Fiore P M, Melamed S
Glaucoma Consultation Service, Massachusetts Eye and Ear Infirmary, Harvard Medical School, Boston 02114.
Ophthalmic Surg. 1989 May;20(5):373-4.
A patient with refractory glaucoma secondary to trauma and repeat penetrating keratoplasty had Molteno implant surgery to control elevated intraocular pressure. Six weeks after surgery intraocular pressure rose abruptly, and a fibrinous membrane was seen covering and occluding the tip of the Molteno tube. The Q-switched neodymium (Nd):YAG laser was used successfully to open the membrane, with subsequent renewal of aqueous flow and control of intraocular pressure. Bevel-up cutting of the tube tip facilitates Nd:YAG laser opening of such an obstruction.

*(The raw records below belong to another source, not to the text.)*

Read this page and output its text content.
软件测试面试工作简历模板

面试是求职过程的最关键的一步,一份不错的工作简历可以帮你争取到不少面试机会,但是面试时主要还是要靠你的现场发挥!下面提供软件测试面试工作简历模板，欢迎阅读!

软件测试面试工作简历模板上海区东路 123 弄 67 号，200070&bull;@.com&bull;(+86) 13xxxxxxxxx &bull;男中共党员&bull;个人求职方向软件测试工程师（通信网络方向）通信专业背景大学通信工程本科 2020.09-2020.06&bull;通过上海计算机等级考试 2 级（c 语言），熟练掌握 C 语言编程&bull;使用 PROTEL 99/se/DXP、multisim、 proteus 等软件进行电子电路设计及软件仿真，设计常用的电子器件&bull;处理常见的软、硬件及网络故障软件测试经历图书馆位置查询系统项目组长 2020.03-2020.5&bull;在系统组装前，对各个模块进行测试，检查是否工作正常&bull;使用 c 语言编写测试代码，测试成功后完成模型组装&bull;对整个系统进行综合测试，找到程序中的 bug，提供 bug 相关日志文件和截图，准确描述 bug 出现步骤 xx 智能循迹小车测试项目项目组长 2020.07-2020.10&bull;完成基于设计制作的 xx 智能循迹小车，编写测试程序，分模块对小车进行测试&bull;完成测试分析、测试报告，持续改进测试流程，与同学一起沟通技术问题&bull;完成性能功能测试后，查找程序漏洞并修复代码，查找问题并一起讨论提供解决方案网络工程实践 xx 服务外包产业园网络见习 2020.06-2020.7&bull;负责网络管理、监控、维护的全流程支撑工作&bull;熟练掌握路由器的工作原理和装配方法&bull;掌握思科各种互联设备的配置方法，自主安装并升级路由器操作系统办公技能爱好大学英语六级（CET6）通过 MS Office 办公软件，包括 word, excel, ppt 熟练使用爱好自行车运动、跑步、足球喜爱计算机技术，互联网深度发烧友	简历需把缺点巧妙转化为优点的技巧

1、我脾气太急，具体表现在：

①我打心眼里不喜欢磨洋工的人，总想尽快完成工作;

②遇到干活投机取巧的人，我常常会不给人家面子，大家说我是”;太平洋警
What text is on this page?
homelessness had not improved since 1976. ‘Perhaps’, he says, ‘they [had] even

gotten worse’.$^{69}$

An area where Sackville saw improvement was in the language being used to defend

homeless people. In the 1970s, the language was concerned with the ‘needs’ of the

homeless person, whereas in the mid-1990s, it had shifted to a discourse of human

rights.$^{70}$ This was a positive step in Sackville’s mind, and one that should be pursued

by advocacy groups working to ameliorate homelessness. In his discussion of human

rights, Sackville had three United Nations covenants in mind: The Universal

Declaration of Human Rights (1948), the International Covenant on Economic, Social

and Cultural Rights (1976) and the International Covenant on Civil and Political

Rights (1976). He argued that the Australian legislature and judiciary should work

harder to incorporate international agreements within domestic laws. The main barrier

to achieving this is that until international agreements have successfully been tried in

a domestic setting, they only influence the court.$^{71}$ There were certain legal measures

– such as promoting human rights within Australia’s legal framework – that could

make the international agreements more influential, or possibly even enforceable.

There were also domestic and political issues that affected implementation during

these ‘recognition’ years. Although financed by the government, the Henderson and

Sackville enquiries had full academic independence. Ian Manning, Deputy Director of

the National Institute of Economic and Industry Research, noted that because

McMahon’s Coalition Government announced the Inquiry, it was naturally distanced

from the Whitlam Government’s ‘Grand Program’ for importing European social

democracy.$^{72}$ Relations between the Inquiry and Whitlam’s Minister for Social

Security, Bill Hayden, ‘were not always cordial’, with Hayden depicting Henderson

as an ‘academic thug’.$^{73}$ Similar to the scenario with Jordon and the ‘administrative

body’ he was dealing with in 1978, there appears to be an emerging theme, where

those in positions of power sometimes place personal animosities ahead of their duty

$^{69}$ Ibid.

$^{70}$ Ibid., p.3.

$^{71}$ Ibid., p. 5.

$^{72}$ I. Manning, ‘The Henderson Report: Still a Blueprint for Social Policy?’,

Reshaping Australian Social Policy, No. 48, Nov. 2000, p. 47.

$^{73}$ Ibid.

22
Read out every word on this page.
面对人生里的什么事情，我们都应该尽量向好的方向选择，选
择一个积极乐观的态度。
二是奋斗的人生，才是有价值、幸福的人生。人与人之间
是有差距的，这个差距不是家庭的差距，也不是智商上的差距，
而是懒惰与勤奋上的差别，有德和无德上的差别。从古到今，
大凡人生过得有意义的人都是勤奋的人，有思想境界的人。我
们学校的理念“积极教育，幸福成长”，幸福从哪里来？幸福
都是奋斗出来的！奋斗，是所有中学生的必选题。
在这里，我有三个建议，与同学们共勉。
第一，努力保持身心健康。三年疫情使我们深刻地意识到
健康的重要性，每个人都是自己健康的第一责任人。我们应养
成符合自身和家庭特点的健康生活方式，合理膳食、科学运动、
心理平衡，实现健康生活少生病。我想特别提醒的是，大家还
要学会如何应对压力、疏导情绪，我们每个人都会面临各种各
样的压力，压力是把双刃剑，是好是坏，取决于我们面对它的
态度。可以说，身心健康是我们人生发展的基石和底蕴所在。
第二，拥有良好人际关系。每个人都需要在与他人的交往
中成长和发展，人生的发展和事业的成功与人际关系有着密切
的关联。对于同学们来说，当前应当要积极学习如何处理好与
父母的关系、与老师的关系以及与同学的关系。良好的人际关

We describe this use of the Nd:YAG laser and recommend bevel-up trimming of implant tubes in aqueous implant surgery.
一名因外伤继发难治性青光眼且接受过多次穿透性角膜移植术的患者接受了莫尔顿植入物手术以控制眼压升高。术后六周眼压突然升高,可见纤维蛋白膜覆盖并阻塞莫尔顿管尖端。调Q钕(Nd):YAG激光成功用于打开该膜,随后房水流动恢复,眼压得到控制。管尖向上倾斜切割有助于Nd:YAG激光打开此类阻塞。我们描述了Nd:YAG激光的这种应用,并建议在房水植入物手术中对植入管进行向上倾斜修剪。